Réguler la digital afterlife industry
Notre aspiration à l’immortalité et le progrès technologique donnent des ailes à la digital afterlife industry, un secteur qui numérise la mémoire des personnes décédées dans le but d’étendre leur mémoire et même leur activité numérique. Tout cela comporte de nombreuses implications éthiques et sociales. Les entreprises poursuivent des fins commerciales et économiques qui peuvent être contradictoires avec les objectifs thérapeutiques potentiels de ces outils. Des stratégies telles que l’envoi de notifications par les deadbots et d’autres actions pour maintenir l’endeuillé « accroché » peuvent être éthiquement discutables, selon Jiménez.

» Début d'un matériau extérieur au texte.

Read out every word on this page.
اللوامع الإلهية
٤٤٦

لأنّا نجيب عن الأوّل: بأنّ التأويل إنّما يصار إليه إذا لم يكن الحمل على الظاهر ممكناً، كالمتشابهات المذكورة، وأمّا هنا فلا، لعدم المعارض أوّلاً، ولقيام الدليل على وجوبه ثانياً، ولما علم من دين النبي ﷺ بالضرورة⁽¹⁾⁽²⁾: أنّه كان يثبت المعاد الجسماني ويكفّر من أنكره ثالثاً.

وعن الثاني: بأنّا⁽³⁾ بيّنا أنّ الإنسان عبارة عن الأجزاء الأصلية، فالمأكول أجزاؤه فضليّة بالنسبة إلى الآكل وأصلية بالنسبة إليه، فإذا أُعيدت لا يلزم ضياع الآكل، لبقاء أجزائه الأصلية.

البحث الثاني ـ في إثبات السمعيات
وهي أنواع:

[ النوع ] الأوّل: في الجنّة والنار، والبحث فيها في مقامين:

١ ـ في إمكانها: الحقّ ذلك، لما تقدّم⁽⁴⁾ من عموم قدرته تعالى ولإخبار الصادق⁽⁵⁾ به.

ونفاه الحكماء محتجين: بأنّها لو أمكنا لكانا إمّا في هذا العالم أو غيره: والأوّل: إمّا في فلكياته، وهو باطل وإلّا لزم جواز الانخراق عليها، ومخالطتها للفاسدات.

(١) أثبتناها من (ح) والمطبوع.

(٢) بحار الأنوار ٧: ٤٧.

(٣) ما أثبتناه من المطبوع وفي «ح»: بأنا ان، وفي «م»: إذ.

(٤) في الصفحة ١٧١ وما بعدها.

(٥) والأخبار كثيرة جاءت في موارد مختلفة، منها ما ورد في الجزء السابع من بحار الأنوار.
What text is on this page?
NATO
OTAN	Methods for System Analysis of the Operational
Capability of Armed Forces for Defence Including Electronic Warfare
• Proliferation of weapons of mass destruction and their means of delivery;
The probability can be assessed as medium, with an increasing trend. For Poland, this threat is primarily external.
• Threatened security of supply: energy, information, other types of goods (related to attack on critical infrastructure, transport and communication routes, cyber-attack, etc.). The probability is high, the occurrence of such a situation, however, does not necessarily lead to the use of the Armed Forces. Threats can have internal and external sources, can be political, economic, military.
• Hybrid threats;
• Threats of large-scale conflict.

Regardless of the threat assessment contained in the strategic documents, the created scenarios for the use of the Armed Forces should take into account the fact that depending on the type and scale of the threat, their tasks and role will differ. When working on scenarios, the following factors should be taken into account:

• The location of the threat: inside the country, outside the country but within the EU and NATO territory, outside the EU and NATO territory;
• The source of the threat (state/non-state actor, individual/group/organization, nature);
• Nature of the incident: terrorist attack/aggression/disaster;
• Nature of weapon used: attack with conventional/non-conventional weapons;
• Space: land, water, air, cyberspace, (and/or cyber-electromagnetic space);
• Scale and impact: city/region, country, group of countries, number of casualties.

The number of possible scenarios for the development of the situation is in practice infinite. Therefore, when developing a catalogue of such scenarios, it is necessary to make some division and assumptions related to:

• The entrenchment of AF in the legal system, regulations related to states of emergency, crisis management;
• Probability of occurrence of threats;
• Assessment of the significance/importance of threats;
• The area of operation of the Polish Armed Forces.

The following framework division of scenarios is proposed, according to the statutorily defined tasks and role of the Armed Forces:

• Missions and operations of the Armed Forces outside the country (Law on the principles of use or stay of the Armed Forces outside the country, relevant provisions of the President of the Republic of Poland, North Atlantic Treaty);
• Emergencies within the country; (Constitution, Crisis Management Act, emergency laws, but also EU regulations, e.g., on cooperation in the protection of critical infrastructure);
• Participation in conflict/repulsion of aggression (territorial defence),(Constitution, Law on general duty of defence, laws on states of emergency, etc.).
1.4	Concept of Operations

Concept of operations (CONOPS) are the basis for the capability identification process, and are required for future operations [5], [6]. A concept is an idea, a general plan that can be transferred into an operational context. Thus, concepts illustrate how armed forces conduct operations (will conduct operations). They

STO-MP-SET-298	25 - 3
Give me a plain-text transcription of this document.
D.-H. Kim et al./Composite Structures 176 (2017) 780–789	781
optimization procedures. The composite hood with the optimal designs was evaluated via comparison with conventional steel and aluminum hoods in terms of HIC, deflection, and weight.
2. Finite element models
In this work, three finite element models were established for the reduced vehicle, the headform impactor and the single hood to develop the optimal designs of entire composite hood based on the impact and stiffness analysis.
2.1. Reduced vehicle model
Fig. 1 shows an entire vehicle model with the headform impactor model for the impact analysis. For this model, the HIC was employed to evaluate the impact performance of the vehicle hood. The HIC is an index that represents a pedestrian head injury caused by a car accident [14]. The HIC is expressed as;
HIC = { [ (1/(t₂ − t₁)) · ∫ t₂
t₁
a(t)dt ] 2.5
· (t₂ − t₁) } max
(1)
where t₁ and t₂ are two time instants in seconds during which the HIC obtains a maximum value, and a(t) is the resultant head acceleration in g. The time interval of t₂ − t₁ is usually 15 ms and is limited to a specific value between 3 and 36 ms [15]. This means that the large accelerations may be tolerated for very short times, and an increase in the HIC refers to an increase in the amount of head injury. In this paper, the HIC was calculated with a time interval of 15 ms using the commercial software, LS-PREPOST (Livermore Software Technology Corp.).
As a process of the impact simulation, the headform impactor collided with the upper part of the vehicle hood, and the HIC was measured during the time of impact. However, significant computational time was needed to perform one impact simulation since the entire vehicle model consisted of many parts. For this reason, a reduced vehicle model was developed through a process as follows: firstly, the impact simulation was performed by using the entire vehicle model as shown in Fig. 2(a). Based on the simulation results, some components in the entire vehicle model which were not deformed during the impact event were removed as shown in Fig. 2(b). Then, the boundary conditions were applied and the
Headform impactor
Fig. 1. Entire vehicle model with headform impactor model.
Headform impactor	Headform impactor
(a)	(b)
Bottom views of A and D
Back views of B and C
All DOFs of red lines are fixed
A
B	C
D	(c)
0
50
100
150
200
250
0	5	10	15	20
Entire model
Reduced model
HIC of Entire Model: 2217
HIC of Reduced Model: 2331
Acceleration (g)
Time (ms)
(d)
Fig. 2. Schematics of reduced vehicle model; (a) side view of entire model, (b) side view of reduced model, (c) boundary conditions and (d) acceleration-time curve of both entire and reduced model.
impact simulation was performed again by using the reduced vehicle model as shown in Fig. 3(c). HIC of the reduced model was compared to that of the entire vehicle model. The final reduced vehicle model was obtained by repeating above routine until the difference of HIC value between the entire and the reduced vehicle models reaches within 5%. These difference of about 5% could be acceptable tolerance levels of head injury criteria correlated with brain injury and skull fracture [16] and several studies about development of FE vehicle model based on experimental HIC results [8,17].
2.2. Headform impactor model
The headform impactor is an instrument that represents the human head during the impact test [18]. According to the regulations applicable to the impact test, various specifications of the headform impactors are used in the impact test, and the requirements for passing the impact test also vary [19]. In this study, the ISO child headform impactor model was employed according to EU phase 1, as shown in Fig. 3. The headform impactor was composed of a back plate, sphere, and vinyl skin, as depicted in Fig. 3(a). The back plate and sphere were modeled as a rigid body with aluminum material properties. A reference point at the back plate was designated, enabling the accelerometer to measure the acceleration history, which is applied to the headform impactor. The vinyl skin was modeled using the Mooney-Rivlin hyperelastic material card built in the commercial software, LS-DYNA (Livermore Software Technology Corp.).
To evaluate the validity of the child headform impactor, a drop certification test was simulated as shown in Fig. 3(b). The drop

« Nous sommes face à un nouveau développement technologique basé sur l’intelligence artificielle qui comporte des risques élevés et qui doit être régulé afin de prévoir ses possibles effets négatifs, tout en tenant compte de sa dimension éthique », affirme la chercheuse. « La nouvelle réglementation européenne est axée sur la promotion de la transparence de ces technologies, ce qui est fondamental dans des aspects aussi sensibles que le deuil. De plus, les entreprises qui développent ces services devront se conformer à des standards rigoureux et investir dans des programmes d’audit, de transparence et de documentation », explique-t-elle. L’AI Act prévoit des amendes allant jusqu’à 30 millions d’euros ou de 6 % du chiffre d’affaires d’une corporation si elle ne respecte pas cette réglementation.
En l’absence d’une réglementation spécifique pour les deadbots, Jiménez propose que la régulation « veille particulièrement au respect et à la dignité de la personne décédée, ainsi qu’à promouvoir le bien-être psychologique de l’utilisateur, surtout s’il est en deuil ».